Menurutnya, dalam perkara pidana yang tersebutkan dalam persidangan No:158/Pid.B/2022/PN.Kpn. pihak terdakwa telah menyampaikan pembelaannya melalui kuasa hukum yang menangani dan disebutkan ada 5 tuntuan yang disampaikan antara lain bahwa terdakwa Didiek Wibisono S. tidak terbukti secara sah dan meyakinkan melakukan sebagaimana dimaksud dalam pasal 372 Jo Pasal 64 ayat 1 (satu) KUHP.
Kedua, membebaskan terdakwa dari dakwaan alternatif kedua atau setidak-tidaknya memohon kepada Ketua Pengadilan Negeri Kepanjen Cq Majelis Hakim yang memeriksa dan memutus perkara Quo untuk melepaskan terdakwa dari segala tuntutan hukum.
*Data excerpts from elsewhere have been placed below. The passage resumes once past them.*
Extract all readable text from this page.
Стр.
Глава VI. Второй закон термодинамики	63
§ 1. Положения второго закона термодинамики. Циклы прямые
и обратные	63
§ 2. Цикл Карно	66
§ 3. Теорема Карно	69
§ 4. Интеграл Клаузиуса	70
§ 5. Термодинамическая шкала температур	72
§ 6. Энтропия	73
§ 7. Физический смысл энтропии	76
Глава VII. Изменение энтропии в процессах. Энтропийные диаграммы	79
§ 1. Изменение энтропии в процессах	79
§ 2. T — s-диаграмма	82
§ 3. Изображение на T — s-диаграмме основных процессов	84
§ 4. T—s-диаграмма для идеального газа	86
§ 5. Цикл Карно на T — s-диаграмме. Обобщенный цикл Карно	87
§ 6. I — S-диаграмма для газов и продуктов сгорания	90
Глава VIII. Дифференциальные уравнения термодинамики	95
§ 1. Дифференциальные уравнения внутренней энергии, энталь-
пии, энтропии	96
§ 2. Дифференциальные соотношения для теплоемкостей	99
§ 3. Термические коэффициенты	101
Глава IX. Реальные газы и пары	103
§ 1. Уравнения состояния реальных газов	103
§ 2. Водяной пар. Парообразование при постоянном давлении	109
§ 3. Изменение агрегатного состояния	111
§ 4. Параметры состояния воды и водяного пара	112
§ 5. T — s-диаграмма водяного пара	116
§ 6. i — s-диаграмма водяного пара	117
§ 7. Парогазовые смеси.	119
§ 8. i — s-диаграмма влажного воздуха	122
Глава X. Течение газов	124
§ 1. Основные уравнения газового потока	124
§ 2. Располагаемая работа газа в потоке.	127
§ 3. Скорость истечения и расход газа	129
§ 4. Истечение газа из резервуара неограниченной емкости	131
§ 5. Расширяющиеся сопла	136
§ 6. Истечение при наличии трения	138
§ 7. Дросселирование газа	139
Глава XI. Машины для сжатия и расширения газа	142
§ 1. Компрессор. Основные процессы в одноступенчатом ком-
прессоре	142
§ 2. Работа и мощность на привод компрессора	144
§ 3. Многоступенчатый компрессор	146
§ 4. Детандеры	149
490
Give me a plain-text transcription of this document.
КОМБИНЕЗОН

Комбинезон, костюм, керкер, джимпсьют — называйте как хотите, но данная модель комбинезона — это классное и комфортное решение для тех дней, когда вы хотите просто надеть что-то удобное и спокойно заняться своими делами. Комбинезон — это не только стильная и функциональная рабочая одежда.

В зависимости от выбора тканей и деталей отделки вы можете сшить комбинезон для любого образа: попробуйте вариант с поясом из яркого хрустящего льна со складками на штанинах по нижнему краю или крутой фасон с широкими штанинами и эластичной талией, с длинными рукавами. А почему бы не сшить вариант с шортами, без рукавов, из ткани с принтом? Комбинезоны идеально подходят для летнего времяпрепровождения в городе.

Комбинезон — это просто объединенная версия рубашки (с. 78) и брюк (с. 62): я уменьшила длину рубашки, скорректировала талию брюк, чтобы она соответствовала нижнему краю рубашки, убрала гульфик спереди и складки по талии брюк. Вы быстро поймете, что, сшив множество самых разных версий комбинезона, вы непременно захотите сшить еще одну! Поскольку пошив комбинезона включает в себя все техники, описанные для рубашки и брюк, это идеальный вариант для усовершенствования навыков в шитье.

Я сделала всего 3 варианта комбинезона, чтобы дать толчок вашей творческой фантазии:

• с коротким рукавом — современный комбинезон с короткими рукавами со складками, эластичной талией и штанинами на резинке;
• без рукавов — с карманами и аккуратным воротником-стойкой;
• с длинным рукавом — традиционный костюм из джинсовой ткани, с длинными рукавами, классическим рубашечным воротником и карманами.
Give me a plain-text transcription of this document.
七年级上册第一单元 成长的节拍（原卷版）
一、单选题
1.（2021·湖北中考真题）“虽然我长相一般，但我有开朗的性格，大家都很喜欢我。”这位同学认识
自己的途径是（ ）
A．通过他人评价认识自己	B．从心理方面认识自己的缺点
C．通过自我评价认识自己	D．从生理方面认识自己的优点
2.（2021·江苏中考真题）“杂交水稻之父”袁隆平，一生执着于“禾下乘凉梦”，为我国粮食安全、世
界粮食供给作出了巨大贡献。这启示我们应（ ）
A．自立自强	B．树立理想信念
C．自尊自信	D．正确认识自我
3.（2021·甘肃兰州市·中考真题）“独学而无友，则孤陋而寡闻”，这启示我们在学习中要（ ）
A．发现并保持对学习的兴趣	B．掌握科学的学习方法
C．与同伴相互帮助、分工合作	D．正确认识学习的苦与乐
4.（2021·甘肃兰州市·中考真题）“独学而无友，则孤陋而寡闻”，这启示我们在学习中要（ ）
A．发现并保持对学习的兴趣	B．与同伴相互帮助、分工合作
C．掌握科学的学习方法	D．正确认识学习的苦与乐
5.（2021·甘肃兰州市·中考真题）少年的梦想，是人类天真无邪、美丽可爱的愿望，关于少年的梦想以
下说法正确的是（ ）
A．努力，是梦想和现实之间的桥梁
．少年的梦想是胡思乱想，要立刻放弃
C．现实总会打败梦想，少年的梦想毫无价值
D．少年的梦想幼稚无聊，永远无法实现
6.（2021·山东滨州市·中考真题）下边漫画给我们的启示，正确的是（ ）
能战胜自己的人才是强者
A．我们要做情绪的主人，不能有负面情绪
“Untuk tuntutan ketiga kuasa hukum terdakwa membacakan terkait pemulihan hak-hak terdakwa dalam kemampuan, kedudukan, harkat, martabatnya,” ucap Ramot usai persidangan.
Ramot menambahkan bahwa tuntutan keempat pihaknya memohon kepada Majelis Hakim untuk memutuskan perkara ini sebagai perkara perdata jadi bukan masuk ranah pidana serta membebankan biaya perkara kepada negara.
Lebih lanjut Ramot, mengatakan akan tetap mengawal kliennya sampai ada keputusan yang seadil-adilnya.
“Klien kami adalah orang baik saya tidak akan mau membela orang yang tidak baik. Dan akan saya perjuangkan dia untuk mendapatkan hak-hak nya, karena perkara ini adalah ranahnya di perdata kenapa kog di pidanakan kan aneh. kasian klien kami ini,” ujar Ramot.
Pernyataan yang sama dikatakan Joko Irawan dari Lembaga Perlindungan Konsumen Swadaya Masyarakat Indonesia wilayah Malang Raya yang ikut mendampingi terdakwa, bahwa pihaknya akan membela seseorang yang mau menyelesaikan perkaranya.
“Kami akan kawal terus terdakwa sampai tuntas karena kami tau dan punya bukti bagaimana terdakwa dalam usahanya untuk menyelesaikan perkaranya,” ungkapnya.
Dalam kasus ini terdakwa didampingi oleh Bara Bere and Associates beralamat di Jalan Raya Gayungsari Barat X No. 27 Surabaya, Jawa Timur.